I use standard household orange/citrus cleaners like Zep orange on 'em. Both on the ants directly and their trails.

Windex

This, sometimes. I’ve used various slow-acting poison baits, including Terro, in several places over the years, with highly varying results. Some colonies glom onto it and suck it up just like you say. Wait patiently for a week or two, and those colonies totally gone. Other colonies in other places just seem to ignore it. I set out some Terro here a few weeks ago, and they wouldn’t touch it.

A good strategy often seems to be simply cleaning up whatever they are coming for. I washed all the dishes in the sink and washed the sink. By the following day, they are mostly gone. But there are always a few scouts around. I want to erase the trail so they won’t swarm my kitchen again if I leave dirty dishes in the sink again.

I did it with vinegar this time, since that’s what I have on hand. So far it seems to be working (along with keeping the sink area clean).

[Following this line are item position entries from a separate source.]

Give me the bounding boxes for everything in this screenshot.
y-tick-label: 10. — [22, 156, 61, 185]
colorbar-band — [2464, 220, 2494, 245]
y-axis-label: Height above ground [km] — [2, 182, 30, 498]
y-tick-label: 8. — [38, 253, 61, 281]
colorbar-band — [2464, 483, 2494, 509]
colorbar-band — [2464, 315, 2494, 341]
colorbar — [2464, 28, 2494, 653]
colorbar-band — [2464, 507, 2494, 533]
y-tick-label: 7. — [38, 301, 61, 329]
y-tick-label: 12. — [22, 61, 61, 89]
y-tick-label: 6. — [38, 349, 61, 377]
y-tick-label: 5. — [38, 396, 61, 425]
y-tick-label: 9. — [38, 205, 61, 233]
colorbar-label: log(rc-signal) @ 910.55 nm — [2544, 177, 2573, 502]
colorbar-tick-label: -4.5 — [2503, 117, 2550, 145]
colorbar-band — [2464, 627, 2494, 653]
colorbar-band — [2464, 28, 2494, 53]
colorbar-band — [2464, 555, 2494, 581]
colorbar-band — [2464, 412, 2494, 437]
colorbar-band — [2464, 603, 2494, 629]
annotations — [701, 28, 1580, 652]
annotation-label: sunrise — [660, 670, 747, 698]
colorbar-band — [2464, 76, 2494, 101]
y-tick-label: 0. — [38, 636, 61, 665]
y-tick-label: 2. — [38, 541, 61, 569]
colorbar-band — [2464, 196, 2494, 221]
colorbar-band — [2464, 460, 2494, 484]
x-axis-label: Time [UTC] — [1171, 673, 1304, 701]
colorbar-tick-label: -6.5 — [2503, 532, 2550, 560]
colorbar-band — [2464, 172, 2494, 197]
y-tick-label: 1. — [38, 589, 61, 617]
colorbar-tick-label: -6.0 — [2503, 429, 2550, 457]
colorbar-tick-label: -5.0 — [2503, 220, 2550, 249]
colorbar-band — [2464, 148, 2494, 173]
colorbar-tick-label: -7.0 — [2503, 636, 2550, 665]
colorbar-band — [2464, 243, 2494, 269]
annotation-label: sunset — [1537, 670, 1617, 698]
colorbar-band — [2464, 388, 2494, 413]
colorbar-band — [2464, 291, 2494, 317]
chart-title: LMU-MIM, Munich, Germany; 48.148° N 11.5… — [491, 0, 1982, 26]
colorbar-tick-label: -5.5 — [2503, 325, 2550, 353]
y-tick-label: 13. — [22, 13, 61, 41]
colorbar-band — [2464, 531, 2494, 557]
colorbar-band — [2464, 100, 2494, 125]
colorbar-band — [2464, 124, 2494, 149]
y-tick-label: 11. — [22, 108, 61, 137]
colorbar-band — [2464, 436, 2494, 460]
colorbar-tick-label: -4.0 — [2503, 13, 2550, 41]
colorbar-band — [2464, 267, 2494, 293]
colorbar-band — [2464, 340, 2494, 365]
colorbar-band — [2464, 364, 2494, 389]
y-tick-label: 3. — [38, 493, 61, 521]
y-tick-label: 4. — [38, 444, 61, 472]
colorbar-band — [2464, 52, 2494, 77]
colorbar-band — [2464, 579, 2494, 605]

Vinegar is going to be a repellant… they are quite smart and good smellers…
they know that vinegar is toxic …

Of course they cannot smell boric acid… and like the taste :slight_smile:

Buy some mint leaves from the grocery store and set them on the kitchen counter. Once they dry you won’t have an ant problem anymore, even if you throw them away the ants stay gone. My wife mentioned us having ant issues to some older coworkers and they told her about this (I guess) common home remedy. I thought it sounded like homeopathic woo, but it works like a charm.

Household bleach. Not only does it nuke the trail but tends to kill any scout ants that return.

There are ant trails all around the outside of my apartment. If I grow mint plants there, will it repel them? (I have some mint plants growing in a few places already, but that isn’t where the ants are. Maybe that’s why?) In general, I don’t care if there are ants all around outside. It’s where they belong.

The ants here appear to be either fat-eating or protein-eating. They swarm all over if I leave something like a piece of hamburger meat out. The Terro poison, I assume, is a sugary bait syrup, and they ignore it.

Yes, I could try plain-old-bleach too. It just so happens that I didn’t, at least not this time.

Apparently yes, along with a lesser know plant called tansy. I would first try just leaving a few mint leaves on your counter, like near your sink. It’s incredibly effective for such a marginal sounding idea.